Swift Diaries
A Tuesday in early June
I was up early on Tuesday. I had to sort out my son’s breakfast and make his lunch before a day of GCSEs. There were other things on my to-do list to think about: a man was coming from the carpet shop to have a look at our troublesome grey-slate design vinyl floor. Later, I was aiming to attend an on-line meeting to see if we were going to accept the management’s offer. It was going to be that kind of morning.
I hadn’t seen a swift for two days. In the off-chance I might catch a ‘local’ resident before it set off on its travels, I stepped out into the back garden. It was about 6:55am. The first thing I noticed was how dark the sky was - the colour of bruising (before the reds and purples surface), where the flat mass of heavy clouds sucked most of the light from the heavens. Then I saw the birds. Black birds in a black sky. It seemed like there were so many. Think of paper being burnt in a fire, the flakes and embers flying off and up and around. There they were, mid-range, about thirty birds, maybe more, tumbling around each other. They moved together and moved apart at the same time: they were loosely in ‘formation’ and separate in the way they cut above and below in lines and curves. The group were ‘roiling’ directly overhead, before they powered up the hill - a swarm of swifts - tangling and untangling. When they reached the top of the road, gravity seemed to take effect, and they began to roll back down the hill again. I listened to the long thin thread of their screeches, looping together into tiny knots. They had all come from who knows where (and how far?) to make contact and communicate. They had decided to meet on a ‘patch’ of sky above our road to dance.
I watched them ‘fall’ back down the hill for a further two or three minutes before I went back inside to continue with breakfast. By the time I came out again, it was 7:20am and there were two swifts left, coupled in circles of flight, low over gardens and nearby streets. Five minutes later, the sky was big, almost monotone, empty. I didn’t catch sight of another swift for two days.
Two nights ago (Friday), I watched a swift enter the nest for the first time in over a week. If you’re a swift not ‘tied’ to a nest of eggs, there probably isn’t any point in sticking around in cool and wet conditions. These swift-silent days point toward the community of birds being elsewhere. I saw the ‘homing’ swift last night because I was being strategic (going out just as the street lights were being triggered by dusk) and consciously looking up at the quadrant of sky the birds usually appear from. Whether these two swifts, sticking it out through the ‘worst’ of June, will raise healthy chicks will depend a lot on the weather. I’m hoping the sun returns to burn away the clouds. I’m hoping for more dancing swifts.

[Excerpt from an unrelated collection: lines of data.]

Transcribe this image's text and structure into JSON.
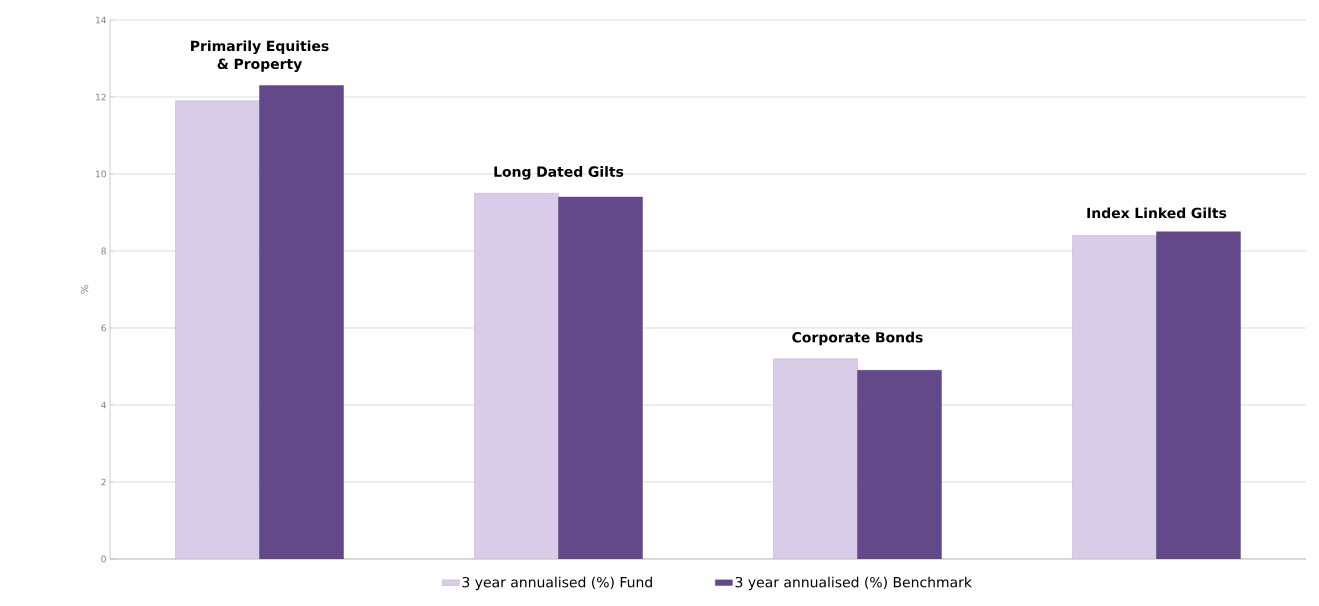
{
  "chart_data": {
    "type": "bar",
    "ylabel": "%",
    "categories": [
      "Primarily Equities & Property",
      "Long Dated Gilts",
      "Corporate Bonds",
      "Index Linked Gilts"
    ],
    "series": [
      {
        "name": "3 year annualised (%) Fund",
        "color": "#d9cce8",
        "values": [
          11.9,
          9.5,
          5.2,
          8.4
        ]
      },
      {
        "name": "3 year annualised (%) Benchmark",
        "color": "#63488a",
        "values": [
          12.3,
          9.4,
          4.9,
          8.5
        ]
      }
    ],
    "ylim": [
      0,
      14
    ],
    "yticks": [
      0,
      2,
      4,
      6,
      8,
      10,
      12,
      14
    ],
    "grid": "y",
    "legend": "bottom"
  }
}
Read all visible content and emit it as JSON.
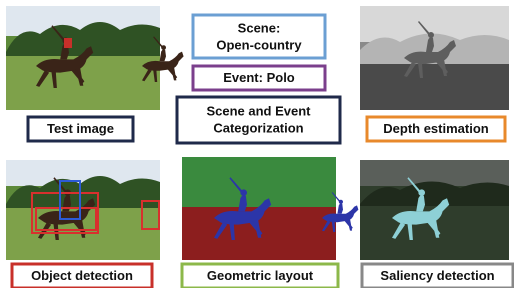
{
  "labels": {
    "test_image": "Test image",
    "scene_line1": "Scene:",
    "scene_line2": "Open-country",
    "event": "Event: Polo",
    "categorization_line1": "Scene and Event",
    "categorization_line2": "Categorization",
    "depth": "Depth estimation",
    "object": "Object detection",
    "geometric": "Geometric layout",
    "saliency": "Saliency detection"
  }
}
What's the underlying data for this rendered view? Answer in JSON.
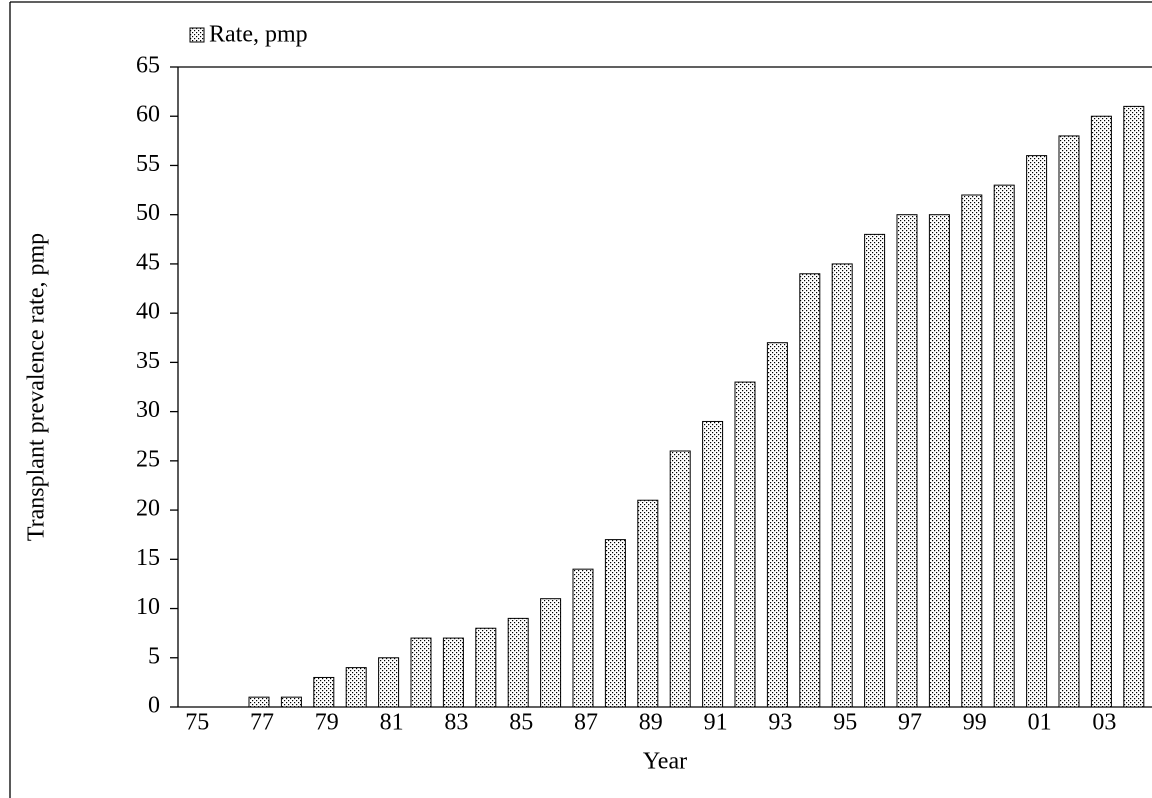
{
  "chart_data": {
    "type": "bar",
    "categories": [
      "75",
      null,
      "77",
      null,
      "79",
      null,
      "81",
      null,
      "83",
      null,
      "85",
      null,
      "87",
      null,
      "89",
      null,
      "91",
      null,
      "93",
      null,
      "95",
      null,
      "97",
      null,
      "99",
      null,
      "01",
      null,
      "03",
      null
    ],
    "series": [
      {
        "name": "Rate, pmp",
        "color": "#000000",
        "values": [
          0,
          0,
          1,
          1,
          3,
          4,
          5,
          7,
          7,
          8,
          9,
          11,
          14,
          17,
          21,
          26,
          29,
          33,
          37,
          44,
          45,
          48,
          50,
          50,
          52,
          53,
          56,
          58,
          60,
          61
        ]
      }
    ],
    "ylim": [
      0,
      65
    ],
    "yticks": [
      0,
      5,
      10,
      15,
      20,
      25,
      30,
      35,
      40,
      45,
      50,
      55,
      60,
      65
    ],
    "ylabel": "Transplant prevalence rate, pmp",
    "xlabel": "Year",
    "legend": "top-left"
  }
}
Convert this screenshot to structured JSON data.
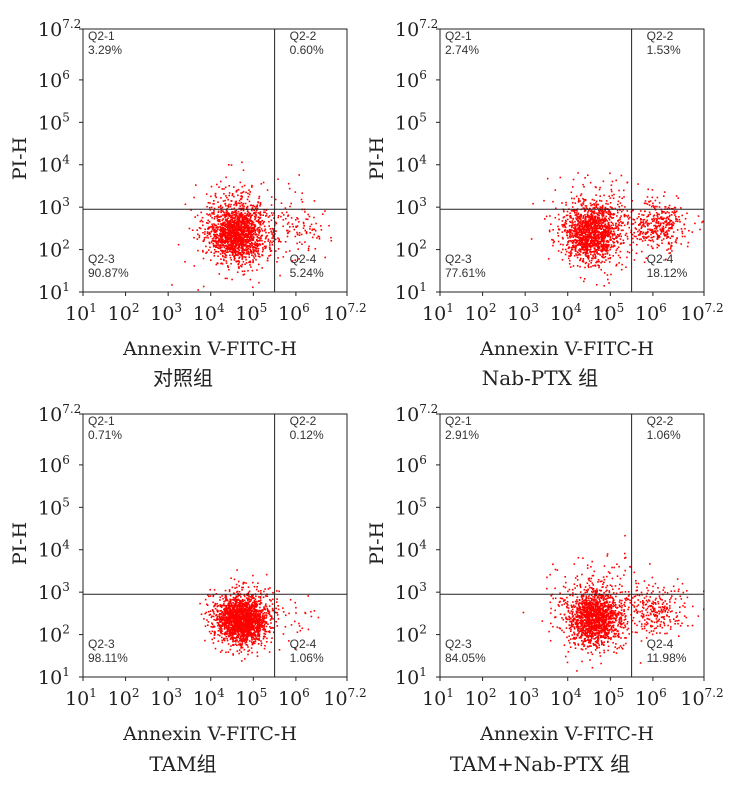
{
  "chart_data": [
    {
      "type": "scatter",
      "title": "对照组",
      "xlabel": "Annexin V-FITC-H",
      "ylabel": "PI-H",
      "xscale": "log",
      "yscale": "log",
      "xlim": [
        1,
        7.2
      ],
      "ylim": [
        1,
        7.2
      ],
      "x_ticks": [
        "1",
        "2",
        "3",
        "4",
        "5",
        "6",
        "7.2"
      ],
      "y_ticks": [
        "1",
        "2",
        "3",
        "4",
        "5",
        "6",
        "7.2"
      ],
      "gate_x": 5.5,
      "gate_y": 2.95,
      "quadrants": {
        "Q2-1": {
          "label": "Q2-1",
          "value": "3.29%"
        },
        "Q2-2": {
          "label": "Q2-2",
          "value": "0.60%"
        },
        "Q2-3": {
          "label": "Q2-3",
          "value": "90.87%"
        },
        "Q2-4": {
          "label": "Q2-4",
          "value": "5.24%"
        }
      },
      "clusters": [
        {
          "cx": 4.6,
          "cy": 2.4,
          "sx": 0.32,
          "sy": 0.32,
          "n": 1400
        },
        {
          "cx": 4.7,
          "cy": 2.6,
          "sx": 0.55,
          "sy": 0.6,
          "n": 350
        },
        {
          "cx": 6.0,
          "cy": 2.5,
          "sx": 0.4,
          "sy": 0.3,
          "n": 110
        }
      ],
      "color": "#ff0000"
    },
    {
      "type": "scatter",
      "title": "Nab-PTX 组",
      "xlabel": "Annexin V-FITC-H",
      "ylabel": "PI-H",
      "xscale": "log",
      "yscale": "log",
      "xlim": [
        1,
        7.2
      ],
      "ylim": [
        1,
        7.2
      ],
      "x_ticks": [
        "1",
        "2",
        "3",
        "4",
        "5",
        "6",
        "7.2"
      ],
      "y_ticks": [
        "1",
        "2",
        "3",
        "4",
        "5",
        "6",
        "7.2"
      ],
      "gate_x": 5.5,
      "gate_y": 2.95,
      "quadrants": {
        "Q2-1": {
          "label": "Q2-1",
          "value": "2.74%"
        },
        "Q2-2": {
          "label": "Q2-2",
          "value": "1.53%"
        },
        "Q2-3": {
          "label": "Q2-3",
          "value": "77.61%"
        },
        "Q2-4": {
          "label": "Q2-4",
          "value": "18.12%"
        }
      },
      "clusters": [
        {
          "cx": 4.55,
          "cy": 2.4,
          "sx": 0.32,
          "sy": 0.33,
          "n": 1200
        },
        {
          "cx": 4.6,
          "cy": 2.6,
          "sx": 0.55,
          "sy": 0.6,
          "n": 300
        },
        {
          "cx": 6.1,
          "cy": 2.6,
          "sx": 0.35,
          "sy": 0.3,
          "n": 380
        }
      ],
      "color": "#ff0000"
    },
    {
      "type": "scatter",
      "title": "TAM组",
      "xlabel": "Annexin V-FITC-H",
      "ylabel": "PI-H",
      "xscale": "log",
      "yscale": "log",
      "xlim": [
        1,
        7.2
      ],
      "ylim": [
        1,
        7.2
      ],
      "x_ticks": [
        "1",
        "2",
        "3",
        "4",
        "5",
        "6",
        "7.2"
      ],
      "y_ticks": [
        "1",
        "2",
        "3",
        "4",
        "5",
        "6",
        "7.2"
      ],
      "gate_x": 5.5,
      "gate_y": 2.95,
      "quadrants": {
        "Q2-1": {
          "label": "Q2-1",
          "value": "0.71%"
        },
        "Q2-2": {
          "label": "Q2-2",
          "value": "0.12%"
        },
        "Q2-3": {
          "label": "Q2-3",
          "value": "98.11%"
        },
        "Q2-4": {
          "label": "Q2-4",
          "value": "1.06%"
        }
      },
      "clusters": [
        {
          "cx": 4.7,
          "cy": 2.35,
          "sx": 0.3,
          "sy": 0.28,
          "n": 1800
        },
        {
          "cx": 4.8,
          "cy": 2.5,
          "sx": 0.45,
          "sy": 0.45,
          "n": 180
        },
        {
          "cx": 5.9,
          "cy": 2.5,
          "sx": 0.3,
          "sy": 0.3,
          "n": 25
        }
      ],
      "color": "#ff0000"
    },
    {
      "type": "scatter",
      "title": "TAM+Nab-PTX 组",
      "xlabel": "Annexin V-FITC-H",
      "ylabel": "PI-H",
      "xscale": "log",
      "yscale": "log",
      "xlim": [
        1,
        7.2
      ],
      "ylim": [
        1,
        7.2
      ],
      "x_ticks": [
        "1",
        "2",
        "3",
        "4",
        "5",
        "6",
        "7.2"
      ],
      "y_ticks": [
        "1",
        "2",
        "3",
        "4",
        "5",
        "6",
        "7.2"
      ],
      "gate_x": 5.5,
      "gate_y": 2.95,
      "quadrants": {
        "Q2-1": {
          "label": "Q2-1",
          "value": "2.91%"
        },
        "Q2-2": {
          "label": "Q2-2",
          "value": "1.06%"
        },
        "Q2-3": {
          "label": "Q2-3",
          "value": "84.05%"
        },
        "Q2-4": {
          "label": "Q2-4",
          "value": "11.98%"
        }
      },
      "clusters": [
        {
          "cx": 4.6,
          "cy": 2.4,
          "sx": 0.32,
          "sy": 0.33,
          "n": 1300
        },
        {
          "cx": 4.65,
          "cy": 2.65,
          "sx": 0.55,
          "sy": 0.6,
          "n": 300
        },
        {
          "cx": 6.1,
          "cy": 2.6,
          "sx": 0.35,
          "sy": 0.3,
          "n": 260
        }
      ],
      "color": "#ff0000"
    }
  ]
}
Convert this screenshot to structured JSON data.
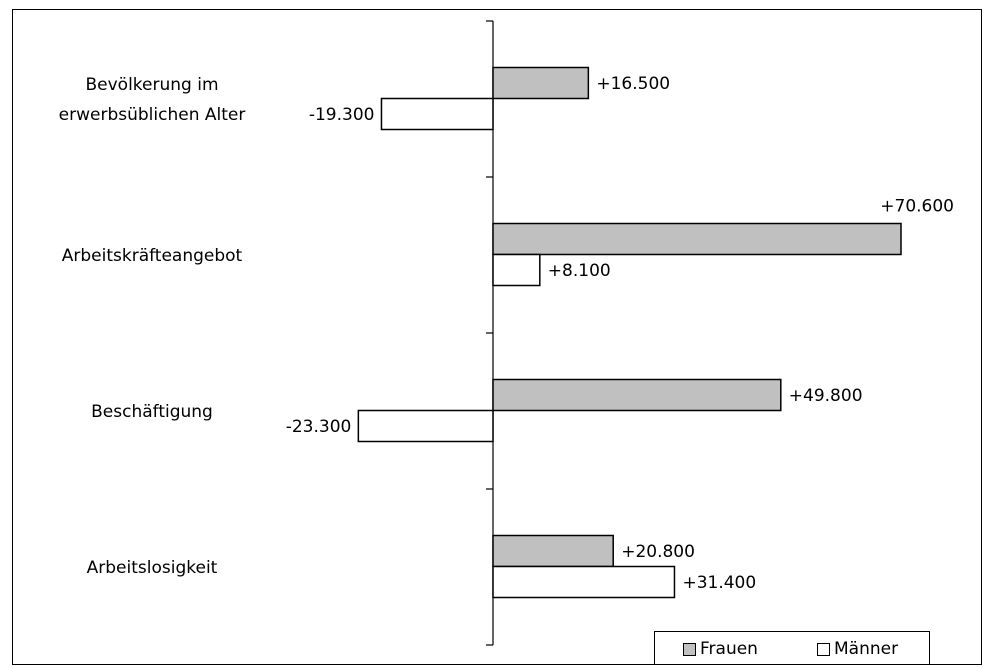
{
  "chart_data": {
    "type": "bar",
    "orientation": "horizontal",
    "categories": [
      [
        "Bevölkerung im",
        "erwerbsüblichen Alter"
      ],
      [
        "Arbeitskräfteangebot"
      ],
      [
        "Beschäftigung"
      ],
      [
        "Arbeitslosigkeit"
      ]
    ],
    "series": [
      {
        "name": "Frauen",
        "color": "#c0c0c0",
        "values": [
          16500,
          70600,
          49800,
          20800
        ],
        "labels": [
          "+16.500",
          "+70.600",
          "+49.800",
          "+20.800"
        ]
      },
      {
        "name": "Männer",
        "color": "#ffffff",
        "values": [
          -19300,
          8100,
          -23300,
          31400
        ],
        "labels": [
          "-19.300",
          "+8.100",
          "-23.300",
          "+31.400"
        ]
      }
    ],
    "xlim": [
      -24000,
      71000
    ],
    "grid": false,
    "legend_position": "bottom-right"
  }
}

Here are the diary entries from notes I have posted this week:
31st May
I’ve been watching the clouds all day, from the north — turning more westerly this evening. I’ve been waiting for rain that has never quite materialised. The odd spot — but that’s all. Waiting to see if rain will flush the swifts out. But without rain there have been no birds.
1st June
Without a swift to focus on, the sky seems bigger. It certainly feels emptier - especially as this is the first day of meteorological summer. This time last year, the birds were more visible, even in the rain. This evening there’s only rain, thick against the window.
2nd June
Second Wave?
3rd June
We’re sitting in the park, overlooking the towers of Stannington, and further off, the green of Rivelin Valley. Every five to ten seconds we hear swifts, but the sky is blank. Where are they? We walk up toward Crookes. The same clear screams. It’s not birds — you point at the black box on the front of a house — but a swift caller.
4th June
I’ve not seen a swift for two days now. The bagatelle of wind and showers, the cool air, seems to have pushed away any swift that doesn’t need or want to be here. If we have nesting swifts, they are keeping to the edges of the horizon. I’ve seen this before — but not at the beginning of June.
5th June
If I see swifts at all, it is in seconds rather than minutes. That swift I saw dip out of sight two streets away. The swift that swung low over a neighbour’s garden and disappeared behind the terraces of Bradley Street. Or the swift I’ve just seen fall out of the sky, as if from nowhere, to swerve and slide into the nest.
6th June
After a day of warm rain leading to this dry, humid evening, it’s good to see (and hear) a group of maybe ten swifts spiralling over Slinn Street for a few minutes before they break apart again.